Authors: Anaïs Nin
»Las mujeres irremediablemente sexuales, con el vientre pintado en el rostro, las que despiertan en el hombre el deseo de meterles el pene inmediatamente; las mujeres para las que las ropas sólo son un medio de resaltar determinadas partes de su cuerpo, como las mujeres que llevaban polisón para exagerar el culo y las que llevaban corsé para levantar los pechos y que sobresalieran de las ropas; las mujeres que irradian sexo por los pelos, por los ojos, por la nariz, por la boca y por todo el cuerpo, ésas son las mujeres que me gustan.
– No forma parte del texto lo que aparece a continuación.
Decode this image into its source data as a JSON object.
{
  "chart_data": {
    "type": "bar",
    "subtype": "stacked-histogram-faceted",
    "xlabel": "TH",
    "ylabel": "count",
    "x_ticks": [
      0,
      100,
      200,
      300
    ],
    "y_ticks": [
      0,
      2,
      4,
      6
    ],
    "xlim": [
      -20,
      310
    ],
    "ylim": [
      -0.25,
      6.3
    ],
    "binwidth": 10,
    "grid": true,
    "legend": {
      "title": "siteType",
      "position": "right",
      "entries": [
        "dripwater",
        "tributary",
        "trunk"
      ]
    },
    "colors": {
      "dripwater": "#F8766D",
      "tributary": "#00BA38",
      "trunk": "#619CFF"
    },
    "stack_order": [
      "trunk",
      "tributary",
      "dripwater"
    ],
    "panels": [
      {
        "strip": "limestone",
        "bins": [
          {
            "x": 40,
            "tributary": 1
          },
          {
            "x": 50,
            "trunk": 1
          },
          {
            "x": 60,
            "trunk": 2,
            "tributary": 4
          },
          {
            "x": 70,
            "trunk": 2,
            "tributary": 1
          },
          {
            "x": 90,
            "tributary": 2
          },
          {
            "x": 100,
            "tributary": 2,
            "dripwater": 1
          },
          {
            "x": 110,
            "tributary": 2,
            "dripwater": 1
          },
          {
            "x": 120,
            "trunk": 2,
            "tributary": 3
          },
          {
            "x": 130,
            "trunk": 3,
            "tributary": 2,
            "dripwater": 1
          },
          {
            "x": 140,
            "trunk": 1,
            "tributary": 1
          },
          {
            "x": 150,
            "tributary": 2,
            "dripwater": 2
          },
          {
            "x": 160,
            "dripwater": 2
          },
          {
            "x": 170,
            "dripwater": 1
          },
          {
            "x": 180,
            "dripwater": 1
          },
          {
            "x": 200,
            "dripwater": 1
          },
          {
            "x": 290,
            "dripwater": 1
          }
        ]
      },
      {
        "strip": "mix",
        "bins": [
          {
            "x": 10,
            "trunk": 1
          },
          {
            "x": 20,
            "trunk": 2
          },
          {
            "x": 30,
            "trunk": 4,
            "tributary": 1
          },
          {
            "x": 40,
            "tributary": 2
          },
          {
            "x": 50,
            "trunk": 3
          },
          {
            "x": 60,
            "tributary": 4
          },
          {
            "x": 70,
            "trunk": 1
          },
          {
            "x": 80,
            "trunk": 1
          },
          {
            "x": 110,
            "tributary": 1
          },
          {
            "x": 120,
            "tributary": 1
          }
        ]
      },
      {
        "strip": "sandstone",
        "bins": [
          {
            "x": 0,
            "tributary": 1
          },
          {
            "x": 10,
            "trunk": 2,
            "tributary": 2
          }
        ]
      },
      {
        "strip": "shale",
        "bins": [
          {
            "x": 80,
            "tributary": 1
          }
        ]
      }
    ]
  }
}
»Las otras... cómo cuesta encontrarles el animal. Lo han diluido, enmascarado, perfumado, de manera que huele como si fuera otra cosa. ¿Cómo qué? ¿Cómo ángeles?
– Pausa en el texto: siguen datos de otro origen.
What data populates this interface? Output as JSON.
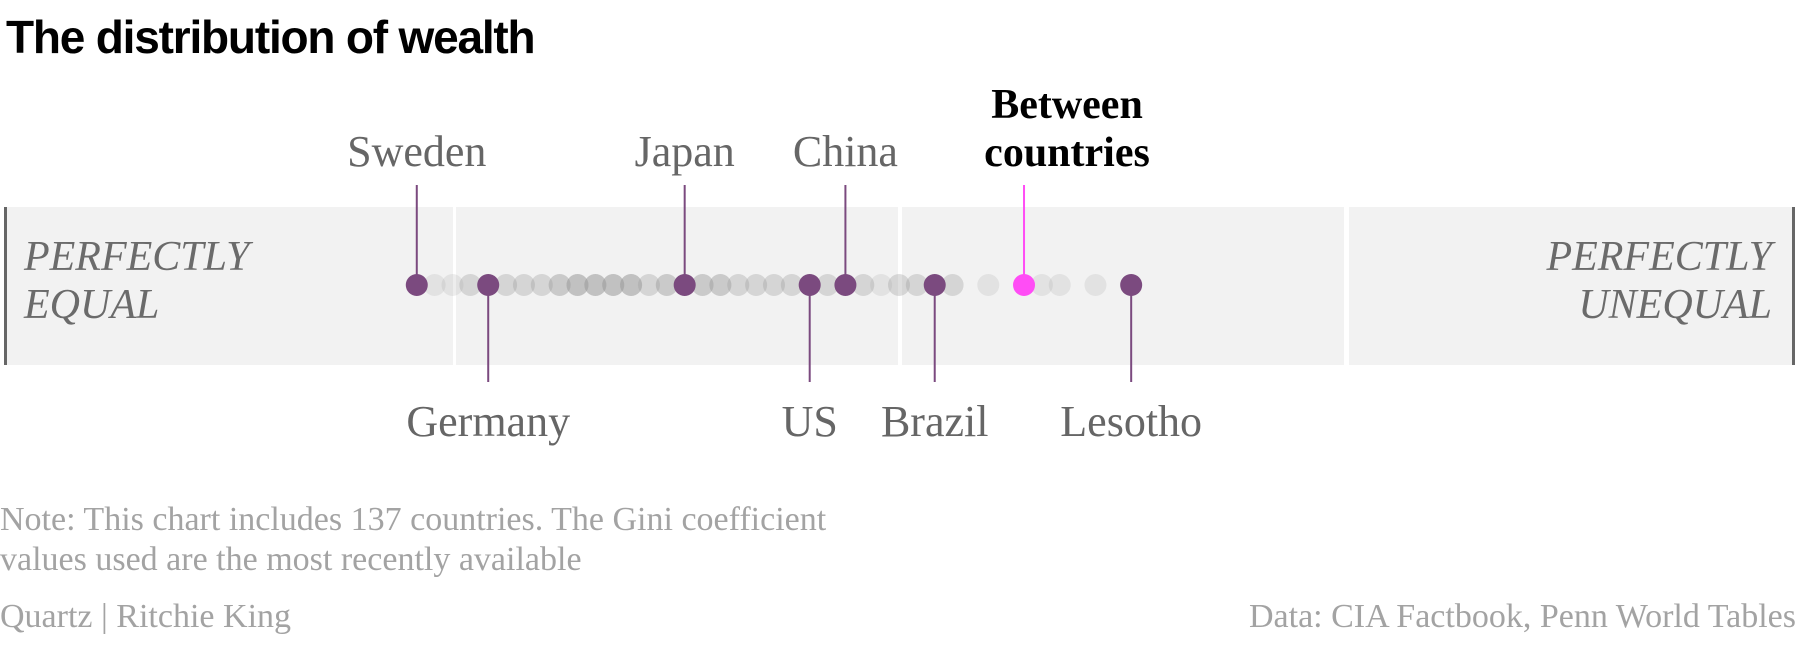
{
  "chart_data": {
    "type": "scatter",
    "title": "The distribution of wealth",
    "x_axis": {
      "min_label": "PERFECTLY EQUAL",
      "max_label": "PERFECTLY UNEQUAL",
      "range": [
        0,
        1
      ]
    },
    "labeled_points": [
      {
        "name": "Sweden",
        "x": 0.23,
        "position": "above"
      },
      {
        "name": "Germany",
        "x": 0.27,
        "position": "below"
      },
      {
        "name": "Japan",
        "x": 0.38,
        "position": "above"
      },
      {
        "name": "US",
        "x": 0.45,
        "position": "below"
      },
      {
        "name": "China",
        "x": 0.47,
        "position": "above"
      },
      {
        "name": "Brazil",
        "x": 0.52,
        "position": "below"
      },
      {
        "name": "Lesotho",
        "x": 0.63,
        "position": "below"
      }
    ],
    "highlight": {
      "label_line1": "Between",
      "label_line2": "countries",
      "x": 0.57,
      "color": "#ff4df5"
    },
    "background_points_x": [
      0.24,
      0.25,
      0.26,
      0.26,
      0.27,
      0.28,
      0.28,
      0.29,
      0.29,
      0.3,
      0.3,
      0.31,
      0.31,
      0.31,
      0.32,
      0.32,
      0.32,
      0.32,
      0.33,
      0.33,
      0.33,
      0.33,
      0.34,
      0.34,
      0.34,
      0.34,
      0.35,
      0.35,
      0.35,
      0.35,
      0.36,
      0.36,
      0.37,
      0.37,
      0.37,
      0.38,
      0.38,
      0.39,
      0.39,
      0.39,
      0.4,
      0.4,
      0.4,
      0.41,
      0.41,
      0.42,
      0.42,
      0.43,
      0.43,
      0.44,
      0.44,
      0.45,
      0.45,
      0.46,
      0.46,
      0.47,
      0.48,
      0.48,
      0.49,
      0.5,
      0.5,
      0.51,
      0.51,
      0.52,
      0.53,
      0.53,
      0.55,
      0.58,
      0.59,
      0.61,
      0.63
    ],
    "point_color": "#7b4a7f",
    "background_color": "#9a9a9a",
    "band_color": "#f2f2f2"
  },
  "note": "Note: This chart includes 137 countries. The Gini coefficient values used are the most recently available",
  "credit": "Quartz | Ritchie King",
  "source": "Data: CIA Factbook, Penn World Tables"
}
»Deja que te cuente lo que me pasó una vez con Bijou. Bijou era infiel por naturaleza. Me pidió que la pintara de pie para el Baile de los Artistas. Aquel año pintores y modelos debían ir de salvajes africanos. Por eso, Bijou me pidió que la pintara de pies a cabeza y, con este objeto, vino a mi estudio horas antes del baile.
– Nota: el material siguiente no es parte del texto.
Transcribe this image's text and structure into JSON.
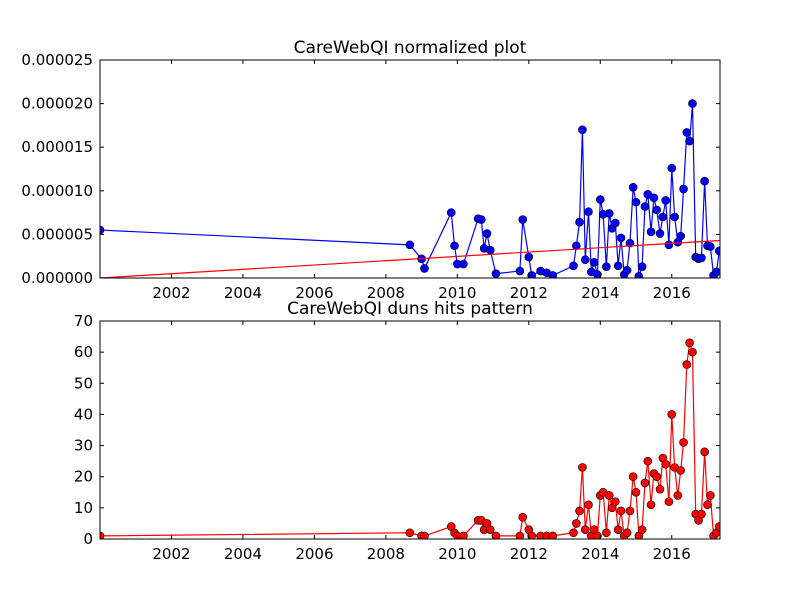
{
  "chart_data": [
    {
      "type": "line",
      "title": "CareWebQI normalized plot",
      "xlabel": "",
      "ylabel": "",
      "xlim": [
        2000.0,
        2017.35
      ],
      "ylim": [
        0,
        2.5e-05
      ],
      "x_ticks": [
        2002,
        2004,
        2006,
        2008,
        2010,
        2012,
        2014,
        2016
      ],
      "x_tick_labels": [
        "2002",
        "2004",
        "2006",
        "2008",
        "2010",
        "2012",
        "2014",
        "2016"
      ],
      "y_ticks": [
        0,
        5e-06,
        1e-05,
        1.5e-05,
        2e-05,
        2.5e-05
      ],
      "y_tick_labels": [
        "0.000000",
        "0.000005",
        "0.000010",
        "0.000015",
        "0.000020",
        "0.000025"
      ],
      "grid": false,
      "colors": {
        "series": "#0000ff",
        "trend": "#ff0000"
      },
      "series": [
        {
          "style": "line-markers",
          "x": [
            2000.0,
            2008.67,
            2009.0,
            2009.08,
            2009.83,
            2009.92,
            2010.0,
            2010.17,
            2010.58,
            2010.67,
            2010.75,
            2010.83,
            2010.92,
            2011.08,
            2011.75,
            2011.83,
            2012.0,
            2012.08,
            2012.33,
            2012.5,
            2012.67,
            2013.25,
            2013.33,
            2013.42,
            2013.5,
            2013.58,
            2013.67,
            2013.75,
            2013.83,
            2013.92,
            2014.0,
            2014.08,
            2014.17,
            2014.25,
            2014.33,
            2014.42,
            2014.5,
            2014.58,
            2014.67,
            2014.75,
            2014.83,
            2014.92,
            2015.0,
            2015.08,
            2015.17,
            2015.25,
            2015.33,
            2015.42,
            2015.5,
            2015.58,
            2015.67,
            2015.75,
            2015.83,
            2015.92,
            2016.0,
            2016.08,
            2016.17,
            2016.25,
            2016.33,
            2016.42,
            2016.5,
            2016.58,
            2016.67,
            2016.75,
            2016.83,
            2016.92,
            2017.0,
            2017.08,
            2017.17,
            2017.25,
            2017.33
          ],
          "y": [
            5.5e-06,
            3.8e-06,
            2.2e-06,
            1.1e-06,
            7.5e-06,
            3.7e-06,
            1.6e-06,
            1.6e-06,
            6.8e-06,
            6.7e-06,
            3.4e-06,
            5.1e-06,
            3.2e-06,
            5e-07,
            8e-07,
            6.7e-06,
            2.4e-06,
            3e-07,
            8e-07,
            6e-07,
            3e-07,
            1.4e-06,
            3.7e-06,
            6.4e-06,
            1.7e-05,
            2.1e-06,
            7.6e-06,
            7e-07,
            1.8e-06,
            4e-07,
            9e-06,
            7.3e-06,
            1.3e-06,
            7.4e-06,
            5.7e-06,
            6.3e-06,
            1.4e-06,
            4.6e-06,
            4e-07,
            9e-07,
            4e-06,
            1.04e-05,
            8.7e-06,
            2e-07,
            1.3e-06,
            8.2e-06,
            9.6e-06,
            5.3e-06,
            9.2e-06,
            7.8e-06,
            5.1e-06,
            7e-06,
            8.9e-06,
            3.8e-06,
            1.26e-05,
            7e-06,
            4.1e-06,
            4.8e-06,
            1.02e-05,
            1.67e-05,
            1.57e-05,
            2e-05,
            2.4e-06,
            2.2e-06,
            2.3e-06,
            1.11e-05,
            3.7e-06,
            3.6e-06,
            3e-07,
            7e-07,
            3.1e-06
          ]
        },
        {
          "style": "line",
          "x": [
            2000.0,
            2017.35
          ],
          "y": [
            0.0,
            4.3e-06
          ]
        }
      ]
    },
    {
      "type": "line",
      "title": "CareWebQI duns hits pattern",
      "xlabel": "",
      "ylabel": "",
      "xlim": [
        2000.0,
        2017.35
      ],
      "ylim": [
        0,
        70
      ],
      "x_ticks": [
        2002,
        2004,
        2006,
        2008,
        2010,
        2012,
        2014,
        2016
      ],
      "x_tick_labels": [
        "2002",
        "2004",
        "2006",
        "2008",
        "2010",
        "2012",
        "2014",
        "2016"
      ],
      "y_ticks": [
        0,
        10,
        20,
        30,
        40,
        50,
        60,
        70
      ],
      "y_tick_labels": [
        "0",
        "10",
        "20",
        "30",
        "40",
        "50",
        "60",
        "70"
      ],
      "grid": false,
      "colors": {
        "series": "#ff0000"
      },
      "series": [
        {
          "style": "line-markers",
          "x": [
            2000.0,
            2008.67,
            2009.0,
            2009.08,
            2009.83,
            2009.92,
            2010.0,
            2010.17,
            2010.58,
            2010.67,
            2010.75,
            2010.83,
            2010.92,
            2011.08,
            2011.75,
            2011.83,
            2012.0,
            2012.08,
            2012.33,
            2012.5,
            2012.67,
            2013.25,
            2013.33,
            2013.42,
            2013.5,
            2013.58,
            2013.67,
            2013.75,
            2013.83,
            2013.92,
            2014.0,
            2014.08,
            2014.17,
            2014.25,
            2014.33,
            2014.42,
            2014.5,
            2014.58,
            2014.67,
            2014.75,
            2014.83,
            2014.92,
            2015.0,
            2015.08,
            2015.17,
            2015.25,
            2015.33,
            2015.42,
            2015.5,
            2015.58,
            2015.67,
            2015.75,
            2015.83,
            2015.92,
            2016.0,
            2016.08,
            2016.17,
            2016.25,
            2016.33,
            2016.42,
            2016.5,
            2016.58,
            2016.67,
            2016.75,
            2016.83,
            2016.92,
            2017.0,
            2017.08,
            2017.17,
            2017.25,
            2017.33
          ],
          "y": [
            1,
            2,
            1,
            1,
            4,
            2,
            1,
            1,
            6,
            6,
            3,
            5,
            3,
            1,
            1,
            7,
            3,
            1,
            1,
            1,
            1,
            2,
            5,
            9,
            23,
            3,
            11,
            1,
            3,
            1,
            14,
            15,
            2,
            14,
            10,
            12,
            3,
            9,
            1,
            2,
            9,
            20,
            15,
            1,
            3,
            18,
            25,
            11,
            21,
            20,
            16,
            26,
            24,
            12,
            40,
            23,
            14,
            22,
            31,
            56,
            63,
            60,
            8,
            6,
            8,
            28,
            11,
            14,
            1,
            2,
            4
          ]
        }
      ]
    }
  ]
}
»Me puse a decorarle el cuerpo con motivos africanos de mi invención. Ella estaba de pie y desnuda; al principio, yo también estaba de pie y comencé por los hombros y los pechos; después me agaché para pintarle el vientre y la espalda; y luego me puse de rodillas y la emprendí con las partes baja del cuerpo y las piernas... La pintaba amorosamente, adorándola, como si fuera una actividad sagrada.
»Bijou tenía el trasero grande y fuerte, como el lomo de un caballo de circo. Hubiera podido montarme y no se hubiera doblado bajo el peso. Hubiera podido sentarme, patinar y darle por detrás, como si fueran latigazos. Lo deseaba. Aún más, quizá, deseaba estrujarle los pechos hasta hacerle daño, limpiarlos a base de caricias hasta poderlos besar... Pero me contenía y seguía pintándola de salvaje.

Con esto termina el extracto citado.